Feedback and Iteration: Building an inclusive environment is an ongoing process. Regular feedback from team members can shed light on areas of improvement, and iteration ensures that the organization continues to move in the right direction.
Tangible Benefits of Inclusive Engineering
Beyond the moral imperative, the advantages of fostering inclusivity in engineering are tangible:
Enhanced Creativity: Diverse teams bring multiple viewpoints, leading to novel solutions that might not be evident in homogeneous groups.
Wider User Appeal: Solutions designed by diverse teams have a broader appeal, catering to a wider audience and ensuring that products and solutions resonate with different demographics.
Better Decision Making: Diverse teams often engage in more rigorous debate, which can lead to better-informed decisions.
Higher Retention Rates: Inclusive environments tend to foster loyalty, leading to reduced turnover and associated costs.
Best Practices for Cultivating Inclusion
To tap into the competitive edge diverse teams bring, engineering leaders need to take an intentional approach to building inclusion. Some best practices include:
Broadening recruitment efforts beyond traditional pipelines like Ivy League schools to reach talent at minority-serving institutions.
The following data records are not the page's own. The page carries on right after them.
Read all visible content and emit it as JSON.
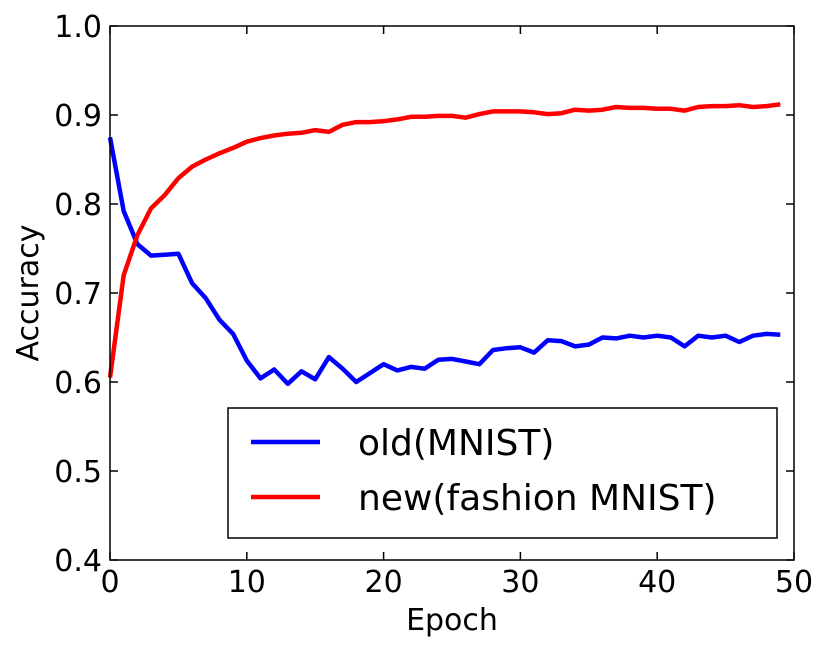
{
  "chart_data": {
    "type": "line",
    "title": "",
    "xlabel": "Epoch",
    "ylabel": "Accuracy",
    "xlim": [
      0,
      50
    ],
    "ylim": [
      0.4,
      1.0
    ],
    "xticks": [
      0,
      10,
      20,
      30,
      40,
      50
    ],
    "yticks": [
      0.4,
      0.5,
      0.6,
      0.7,
      0.8,
      0.9,
      1.0
    ],
    "xtick_labels": [
      "0",
      "10",
      "20",
      "30",
      "40",
      "50"
    ],
    "ytick_labels": [
      "0.4",
      "0.5",
      "0.6",
      "0.7",
      "0.8",
      "0.9",
      "1.0"
    ],
    "grid": false,
    "legend_position": "lower-right",
    "x": [
      0,
      1,
      2,
      3,
      4,
      5,
      6,
      7,
      8,
      9,
      10,
      11,
      12,
      13,
      14,
      15,
      16,
      17,
      18,
      19,
      20,
      21,
      22,
      23,
      24,
      25,
      26,
      27,
      28,
      29,
      30,
      31,
      32,
      33,
      34,
      35,
      36,
      37,
      38,
      39,
      40,
      41,
      42,
      43,
      44,
      45,
      46,
      47,
      48,
      49
    ],
    "series": [
      {
        "name": "old(MNIST)",
        "color": "#0000ff",
        "values": [
          0.875,
          0.792,
          0.755,
          0.742,
          0.743,
          0.744,
          0.711,
          0.694,
          0.67,
          0.654,
          0.624,
          0.604,
          0.614,
          0.598,
          0.612,
          0.603,
          0.628,
          0.615,
          0.6,
          0.61,
          0.62,
          0.613,
          0.617,
          0.615,
          0.625,
          0.626,
          0.623,
          0.62,
          0.636,
          0.638,
          0.639,
          0.633,
          0.647,
          0.646,
          0.64,
          0.642,
          0.65,
          0.649,
          0.652,
          0.65,
          0.652,
          0.65,
          0.64,
          0.652,
          0.65,
          0.652,
          0.645,
          0.652,
          0.654,
          0.653
        ]
      },
      {
        "name": "new(fashion MNIST)",
        "color": "#ff0000",
        "values": [
          0.605,
          0.72,
          0.765,
          0.795,
          0.81,
          0.829,
          0.842,
          0.85,
          0.857,
          0.863,
          0.87,
          0.874,
          0.877,
          0.879,
          0.88,
          0.883,
          0.881,
          0.889,
          0.892,
          0.892,
          0.893,
          0.895,
          0.898,
          0.898,
          0.899,
          0.899,
          0.897,
          0.901,
          0.904,
          0.904,
          0.904,
          0.903,
          0.901,
          0.902,
          0.906,
          0.905,
          0.906,
          0.909,
          0.908,
          0.908,
          0.907,
          0.907,
          0.905,
          0.909,
          0.91,
          0.91,
          0.911,
          0.909,
          0.91,
          0.912
        ]
      }
    ]
  }
}
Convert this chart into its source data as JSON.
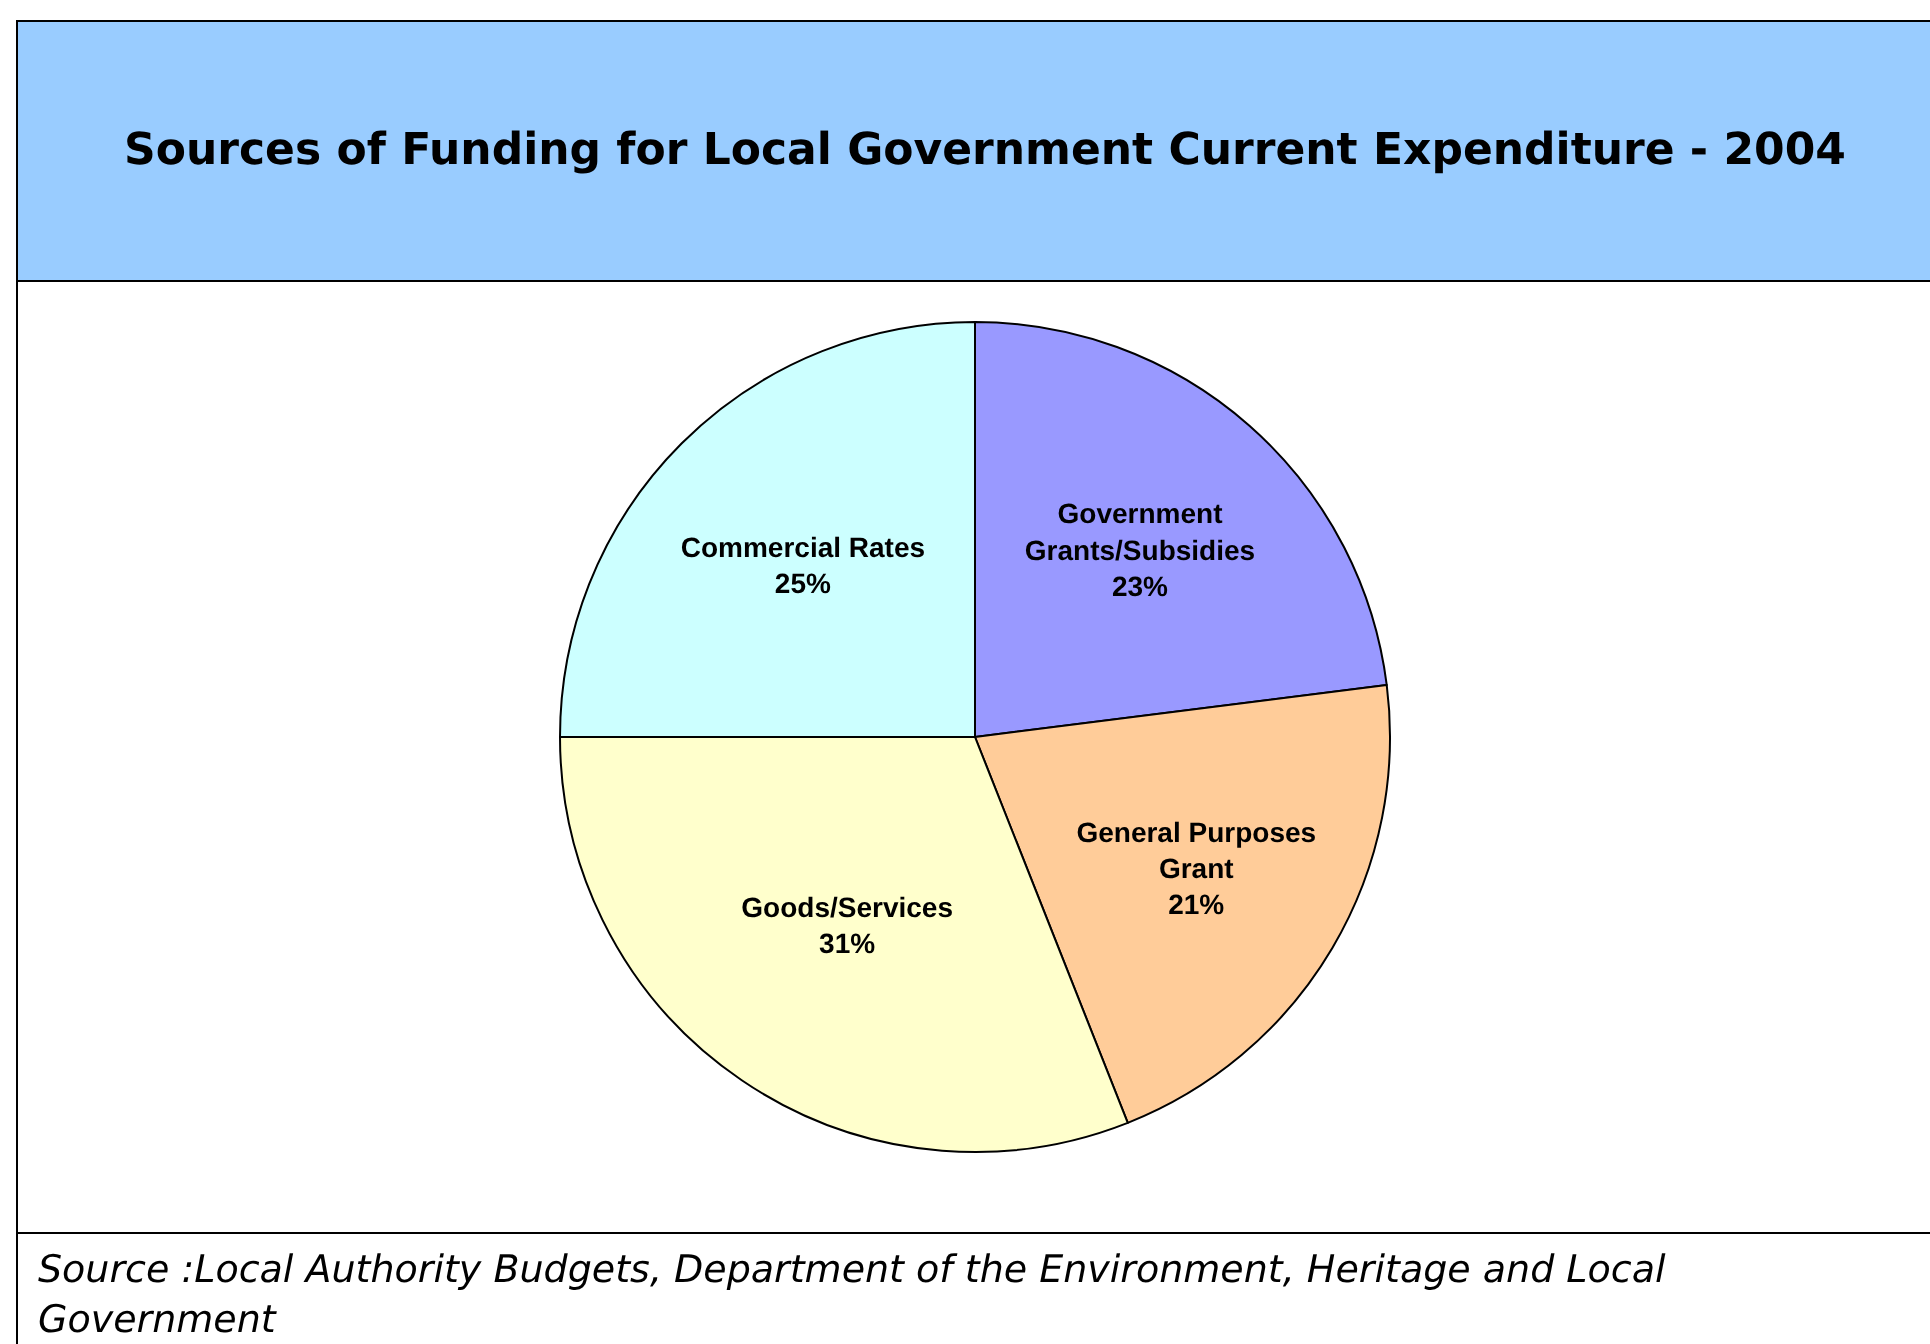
{
  "chart_data": {
    "type": "pie",
    "title": "Sources of Funding for Local Government Current Expenditure - 2004",
    "categories": [
      "Government Grants/Subsidies",
      "General Purposes Grant",
      "Goods/Services",
      "Commercial Rates"
    ],
    "values": [
      23,
      21,
      31,
      25
    ],
    "value_labels": [
      "23%",
      "21%",
      "31%",
      "25%"
    ],
    "colors": [
      "#9999ff",
      "#ffcc99",
      "#ffffcc",
      "#ccffff"
    ],
    "annotations": [
      "Source :Local Authority Budgets,  Department of the Environment, Heritage and Local Government"
    ]
  }
}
This expands the pool of qualified, diverse candidates.
Ensuring hiring practices are objective and skills-focused by using structured interviews, skills assessments, and inclusive job descriptions. This helps remove unconscious bias from hiring decisions.
Promoting mentorship and sponsorship programs to support retention and advancement of diverse team members. A sense of belonging and seeing pathways for growth are key to retention.
Providing unconscious bias and diversity training to raise awareness of exclusionary behaviors. Fostering understanding creates more empathetic, inclusive cultures.
Supporting employee resource groups and diversity initiatives employees are passionate about. This empowers and engages diverse team members.
Setting and tracking inclusion goals to measure progress. What gets measured gets managed – analytics enable accountability.
The Path Forward
Cultivating inclusive engineering teams takes ongoing commitment, self-reflection, and willingness to improve. While pockets of diversity and inclusion exist, there are still gaps across the industry in living up to the rhetoric supporting diversity. However, an increasing number of engineering leaders view this as a business imperative, not just a moral cause.
They recognize diverse teams build better products for diverse users. A focus on inclusion ultimately benefits their customers and their bottom line. Other leaders need to follow suit. An engineering workforce reflecting diverse experiences and perspectives strengthens innovation and builds equitable products that elevate everyone.